Implementation Guide

Phase 1: Basic Infrastructure (Days 1-2)

Goal: Set up parser types and basic char parser.

// parser.h
typedef struct {
    bool success;
    char value;
    const char* remaining;
    const char* error;
} CharResult;

typedef CharResult (*CharParser)(const char*);

// parser.c
CharResult char_parser(char c, const char* input) {
    if (input == NULL || *input == '\0') {
        return (CharResult){
            .success = false,
            .error = "Unexpected end of input"
        };
    }

    if (*input == c) {
        return (CharResult){
            .success = true,
            .value = c,
            .remaining = input + 1
        };
    }

    return (CharResult){
        .success = false,
        .error = "Expected different character"
    };
}

Phase 2: Generic Parser Type (Days 3-4)

Goal: Make parsers work with any result type.

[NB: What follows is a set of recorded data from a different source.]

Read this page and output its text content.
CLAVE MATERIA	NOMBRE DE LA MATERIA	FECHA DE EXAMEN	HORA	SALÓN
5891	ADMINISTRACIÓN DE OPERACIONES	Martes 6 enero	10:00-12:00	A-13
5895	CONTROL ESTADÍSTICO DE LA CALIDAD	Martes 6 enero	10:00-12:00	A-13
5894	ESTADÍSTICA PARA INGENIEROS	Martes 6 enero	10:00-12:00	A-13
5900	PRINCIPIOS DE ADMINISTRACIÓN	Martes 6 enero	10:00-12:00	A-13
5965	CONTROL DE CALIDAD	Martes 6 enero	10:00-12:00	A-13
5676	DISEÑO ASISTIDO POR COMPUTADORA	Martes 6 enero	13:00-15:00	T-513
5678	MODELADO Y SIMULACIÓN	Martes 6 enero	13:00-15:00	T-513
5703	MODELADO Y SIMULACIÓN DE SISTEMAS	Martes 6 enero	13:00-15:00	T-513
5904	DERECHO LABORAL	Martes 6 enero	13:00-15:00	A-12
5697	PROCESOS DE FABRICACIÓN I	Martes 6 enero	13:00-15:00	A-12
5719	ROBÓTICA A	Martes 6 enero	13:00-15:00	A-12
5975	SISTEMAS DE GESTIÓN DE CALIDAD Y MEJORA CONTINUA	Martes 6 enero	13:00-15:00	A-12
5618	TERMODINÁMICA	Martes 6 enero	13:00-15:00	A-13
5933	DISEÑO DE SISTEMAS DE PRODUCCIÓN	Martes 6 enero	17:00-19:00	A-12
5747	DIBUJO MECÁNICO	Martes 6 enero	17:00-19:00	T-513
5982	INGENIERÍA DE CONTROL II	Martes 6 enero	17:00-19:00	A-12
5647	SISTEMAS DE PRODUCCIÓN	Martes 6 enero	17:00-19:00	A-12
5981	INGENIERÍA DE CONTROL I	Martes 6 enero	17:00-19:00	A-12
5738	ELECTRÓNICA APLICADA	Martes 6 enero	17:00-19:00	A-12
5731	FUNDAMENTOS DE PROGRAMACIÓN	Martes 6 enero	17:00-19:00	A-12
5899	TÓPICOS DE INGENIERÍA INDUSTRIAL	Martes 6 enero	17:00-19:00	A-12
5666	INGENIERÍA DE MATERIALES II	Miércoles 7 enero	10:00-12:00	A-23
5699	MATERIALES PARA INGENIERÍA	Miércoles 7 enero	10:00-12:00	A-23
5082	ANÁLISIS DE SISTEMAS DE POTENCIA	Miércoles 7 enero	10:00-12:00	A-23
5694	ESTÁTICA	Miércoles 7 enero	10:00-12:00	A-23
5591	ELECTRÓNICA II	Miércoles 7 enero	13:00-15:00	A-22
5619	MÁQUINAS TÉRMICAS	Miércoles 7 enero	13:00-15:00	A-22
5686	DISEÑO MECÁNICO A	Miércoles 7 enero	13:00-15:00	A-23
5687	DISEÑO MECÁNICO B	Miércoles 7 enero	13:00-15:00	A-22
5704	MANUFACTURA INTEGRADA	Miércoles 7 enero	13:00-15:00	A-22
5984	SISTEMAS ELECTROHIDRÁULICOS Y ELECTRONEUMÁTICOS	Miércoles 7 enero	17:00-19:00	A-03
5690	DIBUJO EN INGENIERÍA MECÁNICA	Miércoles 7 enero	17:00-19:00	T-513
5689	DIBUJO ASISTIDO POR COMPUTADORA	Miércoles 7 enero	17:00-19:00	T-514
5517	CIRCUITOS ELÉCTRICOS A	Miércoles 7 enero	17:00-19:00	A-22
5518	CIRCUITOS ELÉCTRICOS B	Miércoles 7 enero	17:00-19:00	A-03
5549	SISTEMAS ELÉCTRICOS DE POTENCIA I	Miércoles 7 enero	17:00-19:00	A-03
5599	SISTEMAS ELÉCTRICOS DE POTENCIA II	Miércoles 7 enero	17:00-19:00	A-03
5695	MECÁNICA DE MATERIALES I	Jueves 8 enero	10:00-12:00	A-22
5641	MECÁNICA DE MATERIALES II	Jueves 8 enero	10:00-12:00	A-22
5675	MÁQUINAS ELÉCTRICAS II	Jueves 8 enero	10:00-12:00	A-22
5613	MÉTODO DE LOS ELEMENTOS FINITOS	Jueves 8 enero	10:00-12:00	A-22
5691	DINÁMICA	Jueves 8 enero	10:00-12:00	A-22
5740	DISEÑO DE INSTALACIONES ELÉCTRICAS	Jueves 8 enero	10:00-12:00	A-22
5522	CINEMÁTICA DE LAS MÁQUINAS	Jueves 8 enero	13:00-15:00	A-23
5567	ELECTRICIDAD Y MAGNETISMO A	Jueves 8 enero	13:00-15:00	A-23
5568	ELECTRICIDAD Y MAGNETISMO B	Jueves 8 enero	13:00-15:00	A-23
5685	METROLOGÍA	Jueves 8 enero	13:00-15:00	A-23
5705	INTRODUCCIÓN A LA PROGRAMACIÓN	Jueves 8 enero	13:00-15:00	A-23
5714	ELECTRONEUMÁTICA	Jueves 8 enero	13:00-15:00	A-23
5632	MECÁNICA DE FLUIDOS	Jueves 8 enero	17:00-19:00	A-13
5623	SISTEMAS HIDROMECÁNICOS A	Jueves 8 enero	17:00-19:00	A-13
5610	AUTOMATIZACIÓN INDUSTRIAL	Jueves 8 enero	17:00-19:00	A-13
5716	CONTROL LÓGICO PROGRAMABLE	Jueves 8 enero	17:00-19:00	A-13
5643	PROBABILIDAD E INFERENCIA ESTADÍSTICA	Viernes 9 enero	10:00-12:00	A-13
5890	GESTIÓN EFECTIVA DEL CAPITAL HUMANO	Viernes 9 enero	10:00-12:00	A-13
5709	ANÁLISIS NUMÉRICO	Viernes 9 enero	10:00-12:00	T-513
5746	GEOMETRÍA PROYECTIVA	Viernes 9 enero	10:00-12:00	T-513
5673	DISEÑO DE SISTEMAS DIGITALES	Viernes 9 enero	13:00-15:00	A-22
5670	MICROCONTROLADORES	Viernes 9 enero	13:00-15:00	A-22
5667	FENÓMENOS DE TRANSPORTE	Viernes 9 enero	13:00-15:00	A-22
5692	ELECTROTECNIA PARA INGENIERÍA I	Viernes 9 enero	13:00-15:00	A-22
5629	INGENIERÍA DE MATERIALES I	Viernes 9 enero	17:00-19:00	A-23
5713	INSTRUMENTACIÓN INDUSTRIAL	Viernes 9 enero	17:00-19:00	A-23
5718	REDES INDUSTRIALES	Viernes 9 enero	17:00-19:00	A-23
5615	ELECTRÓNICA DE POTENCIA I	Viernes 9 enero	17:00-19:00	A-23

In C, this requires some creativity (void pointers or code generation). A cleaner approach uses tagged unions:

typedef enum {
    VAL_CHAR,
    VAL_STRING,
    VAL_INT,
    VAL_FLOAT,
    VAL_LIST,
    VAL_PAIR,
} ValueType;

typedef struct Value {
    ValueType type;
    union {
        char char_val;
        char* string_val;
        int int_val;
        double float_val;
        struct { size_t len; struct Value* items; } list_val;
        struct { struct Value* first; struct Value* second; } pair_val;
    };
} Value;

typedef struct ParseResult {
    bool success;
    Value* value;
    const char* remaining;
    const char* error;
} ParseResult;

Phase 3: Sequence and Choice (Days 5-6)

Goal: Implement the fundamental combinators.

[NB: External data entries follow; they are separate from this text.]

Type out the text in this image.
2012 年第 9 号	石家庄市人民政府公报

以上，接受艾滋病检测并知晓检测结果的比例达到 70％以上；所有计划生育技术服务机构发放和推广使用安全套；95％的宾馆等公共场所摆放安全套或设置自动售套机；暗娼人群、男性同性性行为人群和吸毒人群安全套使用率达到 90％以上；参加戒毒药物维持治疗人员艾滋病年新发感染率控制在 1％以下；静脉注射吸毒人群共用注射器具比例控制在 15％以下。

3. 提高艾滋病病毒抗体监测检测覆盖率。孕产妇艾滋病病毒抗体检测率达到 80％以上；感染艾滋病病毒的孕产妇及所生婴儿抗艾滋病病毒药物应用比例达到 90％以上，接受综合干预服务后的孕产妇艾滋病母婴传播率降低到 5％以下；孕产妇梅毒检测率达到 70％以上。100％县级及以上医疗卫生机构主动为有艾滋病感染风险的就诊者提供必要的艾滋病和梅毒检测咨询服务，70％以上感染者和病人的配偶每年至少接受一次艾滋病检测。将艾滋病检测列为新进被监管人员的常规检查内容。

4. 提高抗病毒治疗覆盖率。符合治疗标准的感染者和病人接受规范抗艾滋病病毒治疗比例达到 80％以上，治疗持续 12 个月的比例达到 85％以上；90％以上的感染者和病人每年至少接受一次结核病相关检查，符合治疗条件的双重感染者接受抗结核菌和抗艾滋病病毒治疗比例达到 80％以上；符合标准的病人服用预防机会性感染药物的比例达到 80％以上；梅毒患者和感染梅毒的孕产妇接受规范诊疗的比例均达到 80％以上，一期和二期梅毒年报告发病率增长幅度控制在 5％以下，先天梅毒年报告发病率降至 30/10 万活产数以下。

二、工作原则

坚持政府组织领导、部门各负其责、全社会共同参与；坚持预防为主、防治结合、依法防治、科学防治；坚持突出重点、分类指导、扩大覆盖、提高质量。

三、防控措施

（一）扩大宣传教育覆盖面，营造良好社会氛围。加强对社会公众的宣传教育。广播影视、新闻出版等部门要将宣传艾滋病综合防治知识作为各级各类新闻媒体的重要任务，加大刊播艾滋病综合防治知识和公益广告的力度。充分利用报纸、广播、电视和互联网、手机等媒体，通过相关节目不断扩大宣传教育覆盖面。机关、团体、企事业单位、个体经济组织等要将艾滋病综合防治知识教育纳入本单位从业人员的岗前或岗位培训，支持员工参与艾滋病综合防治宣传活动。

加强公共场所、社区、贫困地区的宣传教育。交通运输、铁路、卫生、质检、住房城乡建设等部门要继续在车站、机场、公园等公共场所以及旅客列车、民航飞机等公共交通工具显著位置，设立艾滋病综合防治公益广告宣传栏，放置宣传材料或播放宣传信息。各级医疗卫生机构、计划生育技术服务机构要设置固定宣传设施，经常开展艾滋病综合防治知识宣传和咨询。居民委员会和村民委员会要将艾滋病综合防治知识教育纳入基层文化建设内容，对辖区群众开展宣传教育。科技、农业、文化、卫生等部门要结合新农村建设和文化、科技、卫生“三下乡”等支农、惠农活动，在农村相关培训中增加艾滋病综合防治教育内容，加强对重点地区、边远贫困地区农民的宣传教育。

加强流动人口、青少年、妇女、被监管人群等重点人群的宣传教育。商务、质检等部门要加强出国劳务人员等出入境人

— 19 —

// Closure struct for sequence
typedef struct {
    Parser p1;
    Parser p2;
} SeqContext;

ParseResult seq_fn(const char* input, void* ctx) {
    SeqContext* c = (SeqContext*)ctx;

    ParseResult r1 = run_parser(c->p1, input);
    if (!r1.success) return r1;

    ParseResult r2 = run_parser(c->p2, r1.remaining);
    if (!r2.success) return r2;

    Value* pair = malloc(sizeof(Value));
    pair->type = VAL_PAIR;
    pair->pair_val.first = r1.value;
    pair->pair_val.second = r2.value;

    return (ParseResult){
        .success = true,
        .value = pair,
        .remaining = r2.remaining
    };
}

Parser seq(Parser p1, Parser p2) {
    SeqContext* ctx = malloc(sizeof(SeqContext));
    ctx->p1 = p1;
    ctx->p2 = p2;
    return (Parser){ .fn = seq_fn, .context = ctx };
}

Phase 4: Many and Map (Days 7-8)

Goal: Implement repetition and transformation.

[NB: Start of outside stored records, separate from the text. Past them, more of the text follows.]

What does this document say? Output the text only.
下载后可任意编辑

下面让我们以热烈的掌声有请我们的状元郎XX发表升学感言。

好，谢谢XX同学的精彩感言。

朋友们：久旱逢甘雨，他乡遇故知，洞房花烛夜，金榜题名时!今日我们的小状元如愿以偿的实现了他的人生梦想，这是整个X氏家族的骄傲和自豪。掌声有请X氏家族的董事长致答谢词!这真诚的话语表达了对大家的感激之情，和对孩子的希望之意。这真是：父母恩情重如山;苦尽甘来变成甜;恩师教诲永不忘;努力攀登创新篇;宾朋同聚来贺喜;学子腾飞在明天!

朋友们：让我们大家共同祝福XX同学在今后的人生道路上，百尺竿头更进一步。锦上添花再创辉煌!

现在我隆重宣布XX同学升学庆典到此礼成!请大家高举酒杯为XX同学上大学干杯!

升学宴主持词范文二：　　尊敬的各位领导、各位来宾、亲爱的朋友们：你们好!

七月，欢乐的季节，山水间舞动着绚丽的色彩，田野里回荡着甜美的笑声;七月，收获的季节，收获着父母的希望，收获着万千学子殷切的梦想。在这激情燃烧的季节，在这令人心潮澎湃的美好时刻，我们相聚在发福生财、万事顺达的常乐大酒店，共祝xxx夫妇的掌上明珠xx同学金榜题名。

ParseResult many_fn(const char* input, void* ctx) {
    Parser p = *(Parser*)ctx;
    Value* list = make_list();

    const char* remaining = input;
    while (true) {
        ParseResult r = run_parser(p, remaining);
        if (!r.success) break;

        list_append(list, r.value);
        remaining = r.remaining;
    }

    return (ParseResult){
        .success = true,
        .value = list,
        .remaining = remaining
    };
}

typedef struct {
    Parser p;
    Value* (*transform)(Value*);
} MapContext;

ParseResult map_fn(const char* input, void* ctx) {
    MapContext* c = (MapContext*)ctx;

    ParseResult r = run_parser(c->p, input);
    if (!r.success) return r;

    return (ParseResult){
        .success = true,
        .value = c->transform(r.value),
        .remaining = r.remaining
    };
}

Phase 5: Build Useful Parsers (Days 9-10)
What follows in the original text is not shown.